Demande d’extradition François Compaoré: Vivement le 13 juin !

Il faut croire que le chiffre 13, maudit dans de nombreuses croyances, poursuit François Compaoré depuis maintenant 20 ans.

13 décembre 1998 : Norbert Zongo et 3 de ses compagnons d’infortune sont assassinés en rade de Sapouy, leurs corps brûlés. Tout de suite, beaucoup voient la piste du pouvoir en place, notamment la main de François Compaoré, puisque le directeur de publication du journal L’Indépendant enquêtait, à l’époque, sur la mort suspecte de David Ouédraogo, son chauffeur.

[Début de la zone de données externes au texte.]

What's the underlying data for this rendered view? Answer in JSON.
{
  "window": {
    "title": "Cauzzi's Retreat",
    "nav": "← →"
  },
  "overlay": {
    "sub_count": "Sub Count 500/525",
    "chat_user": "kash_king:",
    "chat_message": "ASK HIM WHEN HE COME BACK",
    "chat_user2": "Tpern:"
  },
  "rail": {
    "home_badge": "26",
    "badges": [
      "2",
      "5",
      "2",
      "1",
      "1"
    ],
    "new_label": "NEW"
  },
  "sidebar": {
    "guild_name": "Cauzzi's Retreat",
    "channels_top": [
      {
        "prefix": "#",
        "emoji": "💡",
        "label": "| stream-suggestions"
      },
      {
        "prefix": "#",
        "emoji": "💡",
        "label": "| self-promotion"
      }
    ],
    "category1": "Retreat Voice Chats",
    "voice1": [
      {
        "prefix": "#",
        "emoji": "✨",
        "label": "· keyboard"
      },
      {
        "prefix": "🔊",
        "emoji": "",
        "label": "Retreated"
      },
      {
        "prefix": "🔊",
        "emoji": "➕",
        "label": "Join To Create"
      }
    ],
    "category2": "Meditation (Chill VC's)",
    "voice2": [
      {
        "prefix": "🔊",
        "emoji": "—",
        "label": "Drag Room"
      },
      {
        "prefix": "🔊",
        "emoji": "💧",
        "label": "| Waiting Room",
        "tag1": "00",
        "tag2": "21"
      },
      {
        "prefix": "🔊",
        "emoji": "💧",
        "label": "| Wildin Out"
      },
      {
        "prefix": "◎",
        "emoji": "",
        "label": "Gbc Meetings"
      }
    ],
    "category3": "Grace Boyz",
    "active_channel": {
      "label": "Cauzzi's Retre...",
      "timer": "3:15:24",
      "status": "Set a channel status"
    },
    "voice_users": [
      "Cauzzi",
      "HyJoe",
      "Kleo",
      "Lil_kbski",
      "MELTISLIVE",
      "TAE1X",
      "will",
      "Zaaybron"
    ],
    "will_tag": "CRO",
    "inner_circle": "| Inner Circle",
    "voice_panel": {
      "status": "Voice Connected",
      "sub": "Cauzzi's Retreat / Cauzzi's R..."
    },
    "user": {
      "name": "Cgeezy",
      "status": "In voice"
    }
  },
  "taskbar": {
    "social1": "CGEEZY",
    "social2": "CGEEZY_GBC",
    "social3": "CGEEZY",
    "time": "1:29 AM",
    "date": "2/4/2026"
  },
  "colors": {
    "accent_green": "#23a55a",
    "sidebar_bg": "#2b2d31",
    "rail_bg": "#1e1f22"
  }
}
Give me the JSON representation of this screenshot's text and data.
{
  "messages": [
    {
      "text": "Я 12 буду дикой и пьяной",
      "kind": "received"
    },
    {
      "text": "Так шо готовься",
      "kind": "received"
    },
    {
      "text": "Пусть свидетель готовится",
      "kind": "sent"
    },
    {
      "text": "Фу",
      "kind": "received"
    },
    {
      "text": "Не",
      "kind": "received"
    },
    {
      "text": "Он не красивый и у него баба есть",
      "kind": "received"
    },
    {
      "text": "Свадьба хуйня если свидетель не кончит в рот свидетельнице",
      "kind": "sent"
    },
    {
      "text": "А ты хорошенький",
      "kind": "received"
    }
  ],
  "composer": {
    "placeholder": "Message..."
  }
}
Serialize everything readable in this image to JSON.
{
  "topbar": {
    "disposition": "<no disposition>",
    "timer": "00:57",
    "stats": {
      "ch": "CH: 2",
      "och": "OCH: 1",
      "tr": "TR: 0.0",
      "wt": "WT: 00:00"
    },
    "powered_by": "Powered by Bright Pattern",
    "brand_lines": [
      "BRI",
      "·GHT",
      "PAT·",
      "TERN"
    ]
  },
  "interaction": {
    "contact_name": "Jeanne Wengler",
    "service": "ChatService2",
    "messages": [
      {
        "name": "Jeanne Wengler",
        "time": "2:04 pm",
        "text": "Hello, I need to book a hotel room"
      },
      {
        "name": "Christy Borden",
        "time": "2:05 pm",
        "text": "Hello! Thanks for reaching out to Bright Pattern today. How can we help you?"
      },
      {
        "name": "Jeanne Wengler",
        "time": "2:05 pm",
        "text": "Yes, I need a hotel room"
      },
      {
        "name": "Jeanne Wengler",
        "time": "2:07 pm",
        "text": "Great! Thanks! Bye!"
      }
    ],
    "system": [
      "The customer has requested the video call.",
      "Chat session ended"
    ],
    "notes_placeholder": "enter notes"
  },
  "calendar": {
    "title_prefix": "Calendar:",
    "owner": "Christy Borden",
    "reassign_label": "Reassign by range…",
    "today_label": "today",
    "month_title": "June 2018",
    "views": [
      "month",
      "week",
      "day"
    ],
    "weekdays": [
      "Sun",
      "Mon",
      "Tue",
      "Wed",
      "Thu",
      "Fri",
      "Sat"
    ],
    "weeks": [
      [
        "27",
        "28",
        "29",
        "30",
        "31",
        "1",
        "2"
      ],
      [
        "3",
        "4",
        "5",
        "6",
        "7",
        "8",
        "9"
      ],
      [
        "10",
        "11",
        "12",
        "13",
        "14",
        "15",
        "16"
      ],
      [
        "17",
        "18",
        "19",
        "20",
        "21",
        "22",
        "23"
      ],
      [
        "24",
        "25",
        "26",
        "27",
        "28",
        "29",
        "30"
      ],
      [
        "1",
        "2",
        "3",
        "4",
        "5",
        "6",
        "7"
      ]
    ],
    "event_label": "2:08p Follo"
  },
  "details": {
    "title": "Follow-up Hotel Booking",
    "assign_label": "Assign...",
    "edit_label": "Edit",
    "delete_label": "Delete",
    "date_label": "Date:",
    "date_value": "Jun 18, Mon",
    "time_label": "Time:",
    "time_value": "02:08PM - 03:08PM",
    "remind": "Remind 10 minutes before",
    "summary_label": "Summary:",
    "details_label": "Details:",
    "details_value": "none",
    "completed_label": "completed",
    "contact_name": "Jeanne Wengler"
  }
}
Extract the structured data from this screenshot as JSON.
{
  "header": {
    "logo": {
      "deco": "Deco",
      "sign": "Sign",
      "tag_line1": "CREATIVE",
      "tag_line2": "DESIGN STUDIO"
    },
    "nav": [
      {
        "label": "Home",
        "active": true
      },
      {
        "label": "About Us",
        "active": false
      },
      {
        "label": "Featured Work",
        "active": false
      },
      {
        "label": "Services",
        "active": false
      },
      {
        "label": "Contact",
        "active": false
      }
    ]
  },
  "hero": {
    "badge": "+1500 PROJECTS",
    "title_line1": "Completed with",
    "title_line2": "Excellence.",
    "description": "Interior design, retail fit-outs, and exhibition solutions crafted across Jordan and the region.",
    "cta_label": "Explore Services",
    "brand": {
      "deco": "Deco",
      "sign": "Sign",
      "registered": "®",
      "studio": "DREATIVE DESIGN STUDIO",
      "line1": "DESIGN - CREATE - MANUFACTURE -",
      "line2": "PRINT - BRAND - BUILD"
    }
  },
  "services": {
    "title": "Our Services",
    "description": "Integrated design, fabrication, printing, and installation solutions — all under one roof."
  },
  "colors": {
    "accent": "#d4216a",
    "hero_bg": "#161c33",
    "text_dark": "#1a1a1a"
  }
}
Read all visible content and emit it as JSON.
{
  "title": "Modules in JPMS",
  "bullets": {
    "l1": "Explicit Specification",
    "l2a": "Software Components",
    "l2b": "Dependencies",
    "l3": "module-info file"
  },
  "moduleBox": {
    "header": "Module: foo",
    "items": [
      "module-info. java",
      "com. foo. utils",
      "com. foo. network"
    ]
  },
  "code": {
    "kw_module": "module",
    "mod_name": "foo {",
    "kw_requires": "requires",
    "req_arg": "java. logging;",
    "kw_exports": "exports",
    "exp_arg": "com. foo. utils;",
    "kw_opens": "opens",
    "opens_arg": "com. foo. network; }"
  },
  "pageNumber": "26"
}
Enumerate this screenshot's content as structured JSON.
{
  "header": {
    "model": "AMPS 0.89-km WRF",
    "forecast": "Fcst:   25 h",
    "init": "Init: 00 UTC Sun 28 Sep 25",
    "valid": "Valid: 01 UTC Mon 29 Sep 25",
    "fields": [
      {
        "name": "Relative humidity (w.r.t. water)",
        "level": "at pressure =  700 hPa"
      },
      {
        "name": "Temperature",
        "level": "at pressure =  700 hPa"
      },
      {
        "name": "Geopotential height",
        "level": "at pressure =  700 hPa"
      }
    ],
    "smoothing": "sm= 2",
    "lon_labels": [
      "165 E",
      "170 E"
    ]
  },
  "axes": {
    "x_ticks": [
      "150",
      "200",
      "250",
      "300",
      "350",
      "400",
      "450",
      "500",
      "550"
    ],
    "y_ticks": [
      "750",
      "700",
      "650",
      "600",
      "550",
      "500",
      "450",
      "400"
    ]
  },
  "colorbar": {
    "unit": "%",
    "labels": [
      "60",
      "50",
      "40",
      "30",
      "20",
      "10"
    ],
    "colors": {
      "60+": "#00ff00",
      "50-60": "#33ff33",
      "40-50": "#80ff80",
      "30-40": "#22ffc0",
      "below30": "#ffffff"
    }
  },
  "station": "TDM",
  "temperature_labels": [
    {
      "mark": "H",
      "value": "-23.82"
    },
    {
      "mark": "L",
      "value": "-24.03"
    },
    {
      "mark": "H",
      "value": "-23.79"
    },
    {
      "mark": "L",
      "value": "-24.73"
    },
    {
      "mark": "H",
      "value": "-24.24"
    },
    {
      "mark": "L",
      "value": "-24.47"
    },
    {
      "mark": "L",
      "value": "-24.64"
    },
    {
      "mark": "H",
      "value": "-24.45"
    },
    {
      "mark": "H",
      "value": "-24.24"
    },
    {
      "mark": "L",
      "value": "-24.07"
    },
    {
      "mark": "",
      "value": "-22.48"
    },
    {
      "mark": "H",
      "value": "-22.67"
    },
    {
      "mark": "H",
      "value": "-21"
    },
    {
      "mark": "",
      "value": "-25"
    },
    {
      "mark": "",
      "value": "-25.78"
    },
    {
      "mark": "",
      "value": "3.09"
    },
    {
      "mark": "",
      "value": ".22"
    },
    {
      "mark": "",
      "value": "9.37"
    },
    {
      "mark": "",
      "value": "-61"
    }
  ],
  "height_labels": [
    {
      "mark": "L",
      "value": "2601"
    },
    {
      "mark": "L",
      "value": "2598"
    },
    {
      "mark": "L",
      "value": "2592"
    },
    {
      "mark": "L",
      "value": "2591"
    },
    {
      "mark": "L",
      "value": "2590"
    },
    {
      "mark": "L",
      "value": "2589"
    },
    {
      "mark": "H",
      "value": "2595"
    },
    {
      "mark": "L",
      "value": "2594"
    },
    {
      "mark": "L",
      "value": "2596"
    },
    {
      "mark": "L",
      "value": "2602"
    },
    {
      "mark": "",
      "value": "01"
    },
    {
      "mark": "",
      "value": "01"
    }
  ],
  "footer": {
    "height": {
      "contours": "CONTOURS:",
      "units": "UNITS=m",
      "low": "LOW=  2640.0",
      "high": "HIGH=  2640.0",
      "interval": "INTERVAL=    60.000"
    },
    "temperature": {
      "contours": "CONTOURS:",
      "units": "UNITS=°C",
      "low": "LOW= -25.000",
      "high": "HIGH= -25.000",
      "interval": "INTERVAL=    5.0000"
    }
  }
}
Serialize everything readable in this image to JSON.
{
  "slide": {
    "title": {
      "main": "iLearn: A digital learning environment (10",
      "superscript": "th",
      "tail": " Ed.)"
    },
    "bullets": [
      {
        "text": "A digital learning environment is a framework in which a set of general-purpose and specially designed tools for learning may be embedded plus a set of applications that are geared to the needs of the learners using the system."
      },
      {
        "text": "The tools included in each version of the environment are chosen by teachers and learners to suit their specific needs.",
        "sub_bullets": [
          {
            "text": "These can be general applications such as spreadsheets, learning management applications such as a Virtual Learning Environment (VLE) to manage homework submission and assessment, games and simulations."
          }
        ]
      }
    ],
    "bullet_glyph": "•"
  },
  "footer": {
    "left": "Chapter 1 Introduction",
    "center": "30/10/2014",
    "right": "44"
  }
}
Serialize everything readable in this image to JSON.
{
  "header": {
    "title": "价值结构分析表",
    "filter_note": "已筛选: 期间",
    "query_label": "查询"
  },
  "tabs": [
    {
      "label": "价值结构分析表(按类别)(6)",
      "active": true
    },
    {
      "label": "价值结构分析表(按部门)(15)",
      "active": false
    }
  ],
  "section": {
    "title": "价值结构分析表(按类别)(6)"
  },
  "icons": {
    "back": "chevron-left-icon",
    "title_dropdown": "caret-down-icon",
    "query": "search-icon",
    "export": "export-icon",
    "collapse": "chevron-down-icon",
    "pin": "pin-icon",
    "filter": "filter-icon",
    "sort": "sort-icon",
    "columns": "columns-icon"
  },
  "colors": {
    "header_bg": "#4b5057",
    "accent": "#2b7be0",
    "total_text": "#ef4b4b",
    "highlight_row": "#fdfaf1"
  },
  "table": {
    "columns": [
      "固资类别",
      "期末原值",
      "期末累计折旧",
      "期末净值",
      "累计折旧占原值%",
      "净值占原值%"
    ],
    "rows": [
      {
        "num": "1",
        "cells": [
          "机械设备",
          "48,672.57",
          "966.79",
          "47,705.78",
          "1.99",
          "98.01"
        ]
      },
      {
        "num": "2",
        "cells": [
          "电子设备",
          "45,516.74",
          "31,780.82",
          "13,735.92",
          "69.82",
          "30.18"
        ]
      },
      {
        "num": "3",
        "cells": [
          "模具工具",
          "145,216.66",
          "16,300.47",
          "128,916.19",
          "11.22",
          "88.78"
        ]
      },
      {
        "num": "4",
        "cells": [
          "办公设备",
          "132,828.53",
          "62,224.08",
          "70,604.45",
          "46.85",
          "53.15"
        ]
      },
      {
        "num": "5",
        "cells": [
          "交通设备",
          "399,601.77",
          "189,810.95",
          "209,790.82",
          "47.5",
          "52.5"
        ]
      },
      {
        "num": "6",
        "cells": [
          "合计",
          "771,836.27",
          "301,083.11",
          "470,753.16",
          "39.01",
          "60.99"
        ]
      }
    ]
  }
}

13 décembre 2017 : 19 ans, jour pour jour, après l’autodafé de Sapouy, comme si la justice française avait cyniquement choisi exprès cette date, le principal suspect était entendu pour la première fois par la Cour d’appel de Paris au sujet de la demande d’extradition formulée par les autorités burkinabè. 45 jours plus tôt, le 29 octobre, il avait été interpellé à l’aéroport Roissy Charles de Gaulle puis placé sous contrôle judiciaire en vertu du mandat d’arrêt international lancé contre lui par la justice burkinabè, le 5 mai 2017.

13 juin 2018 : C’est ce jour-là qu’on saura si celui qu’on appelait jadis « Le petit président » sera extradé ou pas vers son pays natal. Ainsi en a décidé la Chambre de contrôle de l’instruction de la Cour d’appel de Paris à l’issue de son audience qui s’est tenue hier, mercredi 28 mars 2018.

Plus que deux mois et demi donc pour que François soit fixé sur son sort qui s’est joué hier au cours d’une passe d’armes entre ses conseils et ceux de l’Etat burkinabè. Les premiers, avec à leur tête le ténor Me Pierre-Olivier Sur, ont dénoncé les failles de la demande d’extradition burkinabè, en particulier l’inexistence, selon eux, de documents incriminant leur client pour la simple raison que jusqu’à la date d’hier, les fameuses pièces à charge n’avaient pas été transmises à la justice hexagonale.

Autre argument de la défense, la peine de mort qui existe toujours dans l’arsenal répressif burkinabè, situation à laquelle s’agrippent François Compaoré et ses avocats comme à une bouée de sauvetage, quand bien même la sentence suprême n’aurait pas été appliquée au Burkina depuis bien longtemps et que les autorités ont assuré que « le petit président » ne sera pas envoyé devant le peloton d’exécution, si d’aventure les magistrats burkinabè le condamnaient à cette peine.

Enfin et surtout, l’immixtion grotesque de Jupiter qui a mis les pieds dans les plats du troisième pouvoir lors de son séjour à Ouagadougou en fin novembre 2017. Interrogé sur le sujet, le président français, Emmanuel Macron, avait en effet déclaré que la réponse de la justice à la demande d’extradition serait probablement favorable.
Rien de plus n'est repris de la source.